Catfish Therapy

By Ian Moore
Write Now Festival Liverpool
Friday 30th March 2012

Reviewed by Sue Callaghan Murray

On the opening night of the event Liverpool based playwright and event director Ian Moore was airing his new complex psychiatric tale about multiple identity. On entering the Actors Studio Theatre we were faced with a figure in a nightgown and sack covered head. With hands and feet bound to the chair Suzanne Collins shouted out, the house lights dimmed and we were off. Lynne Fitzgerald joined her for powerful verbal and physical exchanges that switched between the calmness of an episode of the Chaser to the heaviest scene from the Exorcist!

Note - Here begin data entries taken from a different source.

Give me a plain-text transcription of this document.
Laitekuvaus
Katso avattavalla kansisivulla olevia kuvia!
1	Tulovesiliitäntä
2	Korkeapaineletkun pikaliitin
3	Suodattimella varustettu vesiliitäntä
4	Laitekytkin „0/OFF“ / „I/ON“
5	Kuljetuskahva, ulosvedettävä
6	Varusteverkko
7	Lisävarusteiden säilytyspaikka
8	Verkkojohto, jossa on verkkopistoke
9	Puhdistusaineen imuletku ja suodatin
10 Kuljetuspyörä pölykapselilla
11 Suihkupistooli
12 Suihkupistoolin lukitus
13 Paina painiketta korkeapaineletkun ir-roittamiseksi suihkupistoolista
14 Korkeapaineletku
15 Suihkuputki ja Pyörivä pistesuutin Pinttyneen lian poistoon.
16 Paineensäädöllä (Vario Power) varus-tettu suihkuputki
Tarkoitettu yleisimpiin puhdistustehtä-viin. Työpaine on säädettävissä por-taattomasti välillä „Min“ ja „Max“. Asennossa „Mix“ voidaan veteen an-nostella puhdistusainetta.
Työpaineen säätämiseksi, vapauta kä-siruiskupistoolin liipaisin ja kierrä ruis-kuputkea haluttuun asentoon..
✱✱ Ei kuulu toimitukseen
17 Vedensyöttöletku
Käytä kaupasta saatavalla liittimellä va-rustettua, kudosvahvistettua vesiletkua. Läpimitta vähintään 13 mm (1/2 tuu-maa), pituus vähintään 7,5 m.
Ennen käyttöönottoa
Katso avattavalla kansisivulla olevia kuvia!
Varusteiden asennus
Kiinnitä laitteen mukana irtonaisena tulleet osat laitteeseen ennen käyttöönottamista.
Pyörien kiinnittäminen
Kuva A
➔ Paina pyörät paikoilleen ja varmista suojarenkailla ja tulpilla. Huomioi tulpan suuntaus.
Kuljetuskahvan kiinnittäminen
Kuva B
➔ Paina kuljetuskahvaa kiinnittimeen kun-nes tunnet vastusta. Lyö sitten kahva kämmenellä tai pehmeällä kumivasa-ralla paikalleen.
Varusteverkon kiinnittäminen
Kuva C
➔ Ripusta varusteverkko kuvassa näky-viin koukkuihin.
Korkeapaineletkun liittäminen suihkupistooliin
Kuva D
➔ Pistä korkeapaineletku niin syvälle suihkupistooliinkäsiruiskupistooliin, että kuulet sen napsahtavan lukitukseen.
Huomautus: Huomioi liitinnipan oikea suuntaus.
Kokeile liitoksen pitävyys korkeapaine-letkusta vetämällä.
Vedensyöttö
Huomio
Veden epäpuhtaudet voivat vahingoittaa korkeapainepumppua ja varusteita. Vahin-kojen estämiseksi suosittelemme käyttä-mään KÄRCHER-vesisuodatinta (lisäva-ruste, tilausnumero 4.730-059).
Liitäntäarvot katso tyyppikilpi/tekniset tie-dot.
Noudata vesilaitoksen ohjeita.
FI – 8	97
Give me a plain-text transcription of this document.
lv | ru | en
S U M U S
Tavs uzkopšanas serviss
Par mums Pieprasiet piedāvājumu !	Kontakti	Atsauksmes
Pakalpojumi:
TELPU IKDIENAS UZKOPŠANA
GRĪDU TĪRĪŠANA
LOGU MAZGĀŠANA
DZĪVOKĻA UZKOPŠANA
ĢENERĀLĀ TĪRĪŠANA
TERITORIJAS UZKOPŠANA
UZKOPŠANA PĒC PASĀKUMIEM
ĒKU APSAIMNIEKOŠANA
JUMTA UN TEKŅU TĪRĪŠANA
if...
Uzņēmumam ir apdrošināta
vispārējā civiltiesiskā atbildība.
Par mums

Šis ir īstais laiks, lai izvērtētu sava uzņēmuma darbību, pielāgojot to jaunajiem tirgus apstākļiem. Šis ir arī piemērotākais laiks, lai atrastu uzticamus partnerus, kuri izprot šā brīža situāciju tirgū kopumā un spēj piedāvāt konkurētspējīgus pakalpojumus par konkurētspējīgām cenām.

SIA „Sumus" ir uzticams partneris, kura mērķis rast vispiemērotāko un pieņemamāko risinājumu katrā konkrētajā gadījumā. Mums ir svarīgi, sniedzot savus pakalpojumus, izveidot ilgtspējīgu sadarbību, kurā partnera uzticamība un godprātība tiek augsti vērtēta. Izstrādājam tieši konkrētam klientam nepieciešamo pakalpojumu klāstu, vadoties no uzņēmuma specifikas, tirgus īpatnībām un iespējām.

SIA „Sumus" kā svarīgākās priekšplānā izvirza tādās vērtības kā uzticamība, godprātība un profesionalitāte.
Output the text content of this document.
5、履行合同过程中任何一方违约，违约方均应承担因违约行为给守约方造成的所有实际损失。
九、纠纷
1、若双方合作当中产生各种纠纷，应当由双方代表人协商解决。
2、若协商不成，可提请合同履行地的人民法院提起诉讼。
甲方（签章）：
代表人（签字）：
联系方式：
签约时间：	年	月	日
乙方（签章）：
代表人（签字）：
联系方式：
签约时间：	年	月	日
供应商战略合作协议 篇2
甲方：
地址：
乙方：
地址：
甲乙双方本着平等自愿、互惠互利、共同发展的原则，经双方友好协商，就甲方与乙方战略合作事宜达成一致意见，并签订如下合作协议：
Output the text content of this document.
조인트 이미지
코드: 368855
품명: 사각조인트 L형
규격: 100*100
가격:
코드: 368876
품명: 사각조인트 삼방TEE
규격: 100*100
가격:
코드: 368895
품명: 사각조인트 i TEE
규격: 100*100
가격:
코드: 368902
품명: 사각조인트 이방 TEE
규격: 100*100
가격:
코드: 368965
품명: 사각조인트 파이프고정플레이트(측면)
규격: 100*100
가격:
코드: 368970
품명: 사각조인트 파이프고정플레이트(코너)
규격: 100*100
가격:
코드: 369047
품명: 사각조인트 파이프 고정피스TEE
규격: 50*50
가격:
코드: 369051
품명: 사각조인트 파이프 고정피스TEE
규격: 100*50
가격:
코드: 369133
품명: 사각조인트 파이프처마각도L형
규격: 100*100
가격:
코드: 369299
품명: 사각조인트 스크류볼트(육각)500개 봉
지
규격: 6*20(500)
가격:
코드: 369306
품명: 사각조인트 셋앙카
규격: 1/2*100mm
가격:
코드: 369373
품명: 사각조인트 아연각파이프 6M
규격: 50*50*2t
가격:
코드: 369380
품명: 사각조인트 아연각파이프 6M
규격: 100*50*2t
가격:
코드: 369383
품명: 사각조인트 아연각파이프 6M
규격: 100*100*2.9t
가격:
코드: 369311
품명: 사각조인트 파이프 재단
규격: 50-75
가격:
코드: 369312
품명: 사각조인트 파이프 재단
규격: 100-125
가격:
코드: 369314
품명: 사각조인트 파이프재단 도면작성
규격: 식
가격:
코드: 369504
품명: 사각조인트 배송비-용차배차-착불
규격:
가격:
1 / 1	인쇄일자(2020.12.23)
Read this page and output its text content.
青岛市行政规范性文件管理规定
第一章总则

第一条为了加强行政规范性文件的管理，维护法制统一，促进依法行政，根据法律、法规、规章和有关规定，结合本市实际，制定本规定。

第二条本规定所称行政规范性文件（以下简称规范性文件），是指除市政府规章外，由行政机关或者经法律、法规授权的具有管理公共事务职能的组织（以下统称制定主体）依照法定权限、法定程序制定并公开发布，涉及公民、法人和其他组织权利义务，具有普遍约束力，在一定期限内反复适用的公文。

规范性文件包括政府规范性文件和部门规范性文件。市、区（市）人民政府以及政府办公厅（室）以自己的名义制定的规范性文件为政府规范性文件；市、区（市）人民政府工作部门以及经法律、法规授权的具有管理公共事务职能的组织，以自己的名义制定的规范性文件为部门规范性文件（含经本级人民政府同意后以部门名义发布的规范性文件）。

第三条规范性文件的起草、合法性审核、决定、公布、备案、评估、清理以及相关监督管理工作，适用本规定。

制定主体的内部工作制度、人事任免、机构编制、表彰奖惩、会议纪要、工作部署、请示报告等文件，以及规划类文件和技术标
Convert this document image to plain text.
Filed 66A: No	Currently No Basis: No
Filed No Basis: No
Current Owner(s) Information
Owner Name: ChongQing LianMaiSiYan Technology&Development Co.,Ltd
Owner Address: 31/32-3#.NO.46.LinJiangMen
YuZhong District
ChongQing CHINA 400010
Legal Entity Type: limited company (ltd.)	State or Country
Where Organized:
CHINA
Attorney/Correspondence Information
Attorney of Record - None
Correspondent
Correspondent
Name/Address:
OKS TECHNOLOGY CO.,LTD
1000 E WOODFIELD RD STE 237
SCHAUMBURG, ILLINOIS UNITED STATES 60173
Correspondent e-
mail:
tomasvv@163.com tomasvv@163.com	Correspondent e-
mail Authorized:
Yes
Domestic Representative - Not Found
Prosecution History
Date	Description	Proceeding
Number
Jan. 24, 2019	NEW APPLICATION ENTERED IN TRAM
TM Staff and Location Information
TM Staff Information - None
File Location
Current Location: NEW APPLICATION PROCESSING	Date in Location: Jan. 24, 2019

Half way in the roles reversed with Suzanne Collins portraying a smartly dressed administrator and Lynne Fitzgerald the night gowned oppressed. Gone was the pile of “subversive” children’s books and the boot had switched to the other foot. The lighting and sound design was extremely well executed and produced an element of intrigue most associated with 1960’s television. The characters however were starting to fall victim to the ferocity of the intense delivery and action. Nearing what was timed to be the end, the overall flow was beginning to flag and a very strong message of Schizophrenia almost appeared to have nowhere to go. It was quality acting, engaging and extremely plausible but now it had been firing-on-all six for a just a little too long.

Eventually along came the doctor (Richie Grice) who in a very brief concluding entrance finally gave away the keys to the kingdom. Despite reference to the condition D.I.D an element of self-interpretation had hung high in the balance for much of the time. Not only had the play noticeably overrun but I feel too much had been attempted in too short a time. I later learned that Collins, best remembered as former Brookside cast member Nikki Shadwick, had stumbled on the role by chance when she happened to be local to the casting. For me and what she ultimately brought to the stage, I was very glad she did. Catfish Therapy is one for those who like their drama with a generous crust and don’t mind having to work a little to get at the filling.